第五章 アポロンをその気にさせるには
第26話 竪琴の音と
細く沸き上がる神水は、柔らかな陽射しと共にワルツを踊る。
飛び散る水滴がプリズムの役を得て、小さな虹を生んだ。
七色の線は淡く透けていて、庭園に咲き乱れる花々の色をもその姿に優しく取り込む。
そして、幾重にも重なるように噴水の周りを彩っていた。
*****
めでたし乙女よ、あなたは恩恵に満ちたお方
その腕に優しく抱き、束の間の夢を約束される
空を往く鳥たちのように魂に自由を与える乙女
罪人なる我らのために祈りたまえ
今も、わたしたちの命が尽きるその時も
*****
ポロン、ポロン。
いつの間にか。
エストリーゼの歌声に竪琴の音が寄り添っていた。
柔らかく慎ましく。
決してその弦音を誇示することなく。
ただそこに風が靡くように。
自然のままに。
歌の途中で、エストリーゼはハッと振り返った。
太陽の光より眩しい姿が目に染みる。
彼女の瞳に映る白銀髪の男は、至極無念そうな声をあげた。
「あぁ、やめないで。
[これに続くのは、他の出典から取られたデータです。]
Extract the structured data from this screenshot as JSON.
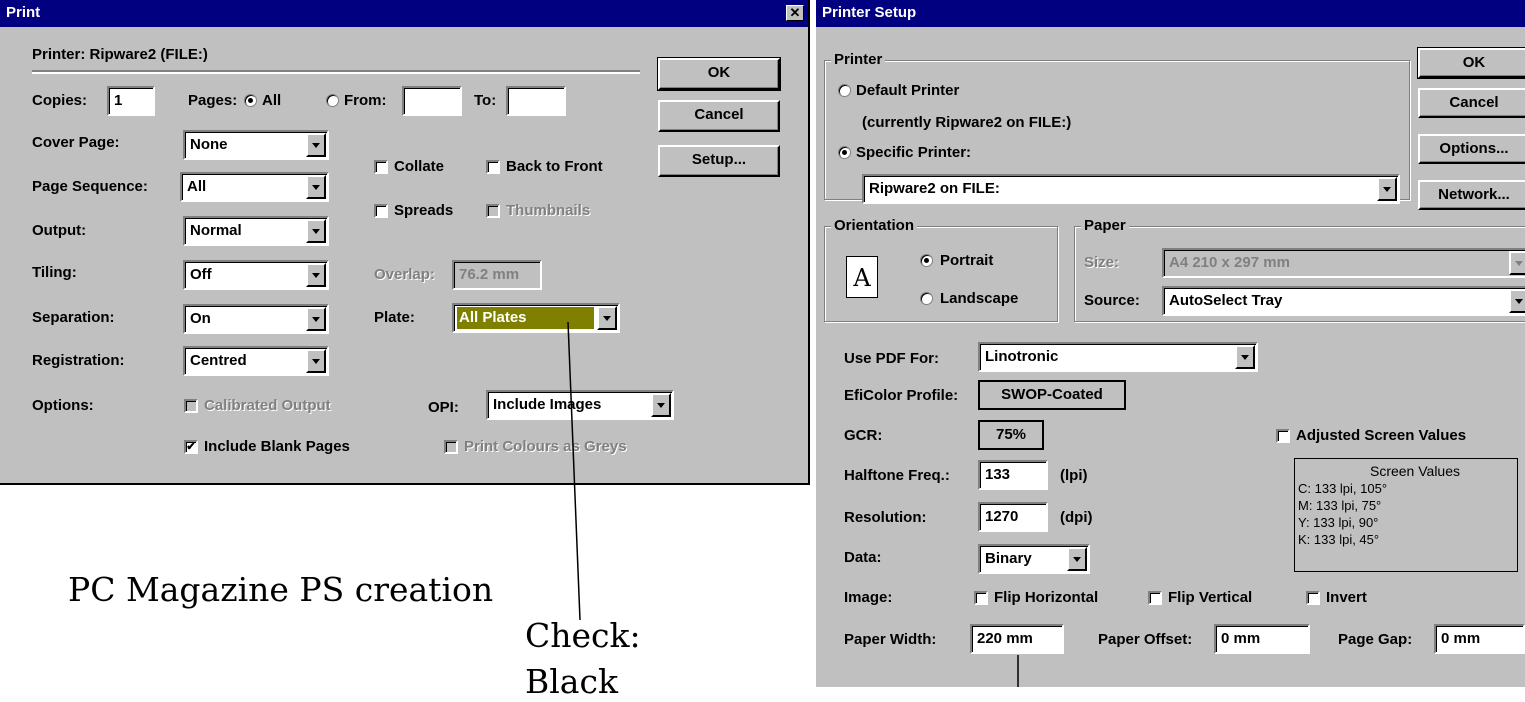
{
  "print": {
    "title": "Print",
    "close_glyph": "✕",
    "printer_label": "Printer:  Ripware2  (FILE:)",
    "ok": "OK",
    "cancel": "Cancel",
    "setup": "Setup...",
    "copies_label": "Copies:",
    "copies_value": "1",
    "pages_label": "Pages:",
    "all_label": "All",
    "from_label": "From:",
    "to_label": "To:",
    "from_value": "",
    "to_value": "",
    "cover_label": "Cover Page:",
    "cover_value": "None",
    "sequence_label": "Page Sequence:",
    "sequence_value": "All",
    "output_label": "Output:",
    "output_value": "Normal",
    "tiling_label": "Tiling:",
    "tiling_value": "Off",
    "separation_label": "Separation:",
    "separation_value": "On",
    "registration_label": "Registration:",
    "registration_value": "Centred",
    "options_label": "Options:",
    "collate": "Collate",
    "back_to_front": "Back to Front",
    "spreads": "Spreads",
    "thumbnails": "Thumbnails",
    "overlap_label": "Overlap:",
    "overlap_value": "76.2 mm",
    "plate_label": "Plate:",
    "plate_value": "All Plates",
    "calibrated": "Calibrated Output",
    "opi_label": "OPI:",
    "opi_value": "Include Images",
    "include_blank": "Include Blank Pages",
    "include_blank_mark": "✔",
    "print_greys": "Print Colours as Greys"
  },
  "setup": {
    "title": "Printer Setup",
    "printer_group": "Printer",
    "default_printer": "Default Printer",
    "currently": "(currently Ripware2 on FILE:)",
    "specific_printer": "Specific Printer:",
    "printer_value": "Ripware2 on FILE:",
    "ok": "OK",
    "cancel": "Cancel",
    "options": "Options...",
    "network": "Network...",
    "orientation_group": "Orientation",
    "portrait": "Portrait",
    "landscape": "Landscape",
    "orientation_icon_letter": "A",
    "paper_group": "Paper",
    "size_label": "Size:",
    "size_value": "A4 210 x 297 mm",
    "source_label": "Source:",
    "source_value": "AutoSelect Tray",
    "use_pdf_label": "Use PDF For:",
    "use_pdf_value": "Linotronic",
    "eficolor_label": "EfiColor Profile:",
    "eficolor_value": "SWOP-Coated",
    "gcr_label": "GCR:",
    "gcr_value": "75%",
    "adjusted_screen": "Adjusted Screen Values",
    "halftone_label": "Halftone Freq.:",
    "halftone_value": "133",
    "lpi": "(lpi)",
    "resolution_label": "Resolution:",
    "resolution_value": "1270",
    "dpi": "(dpi)",
    "data_label": "Data:",
    "data_value": "Binary",
    "screen_values_title": "Screen Values",
    "screen_values": [
      "C: 133 lpi, 105°",
      "M: 133 lpi, 75°",
      "Y: 133 lpi, 90°",
      "K: 133 lpi, 45°"
    ],
    "image_label": "Image:",
    "flip_h": "Flip Horizontal",
    "flip_v": "Flip Vertical",
    "invert": "Invert",
    "paper_width_label": "Paper Width:",
    "paper_width_value": "220 mm",
    "paper_offset_label": "Paper Offset:",
    "paper_offset_value": "0 mm",
    "page_gap_label": "Page Gap:",
    "page_gap_value": "0 mm"
  },
  "annotations": {
    "caption": "PC Magazine PS creation",
    "check_line1": "Check:",
    "check_line2": "Black"
  }
}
せっかくカナリアが歌い出したというのに、私は残念で死んでしまいそうだよ」
繊細な金の刺繍を施された真っ白な貫頭衣に身を包んだ男は両腕を広げ、エストリーゼに続けるよう促している。
「そんなことであなたが死ぬなんて――」
「いやいや、君の歌声はなかなかのものだよ。実際、あの日の舞台を私はとても残念に思っているんだ。ティターンの眷属などに邪魔されなければもう少し演奏が続けられたというのに」
本気で肩を落とすアポロンに呆れてしまった。
と同時に、素直に嬉しさが込み上げてくる。
思いがけない音楽の神による賞賛は、エストリーゼにとっても感涙の極みだ。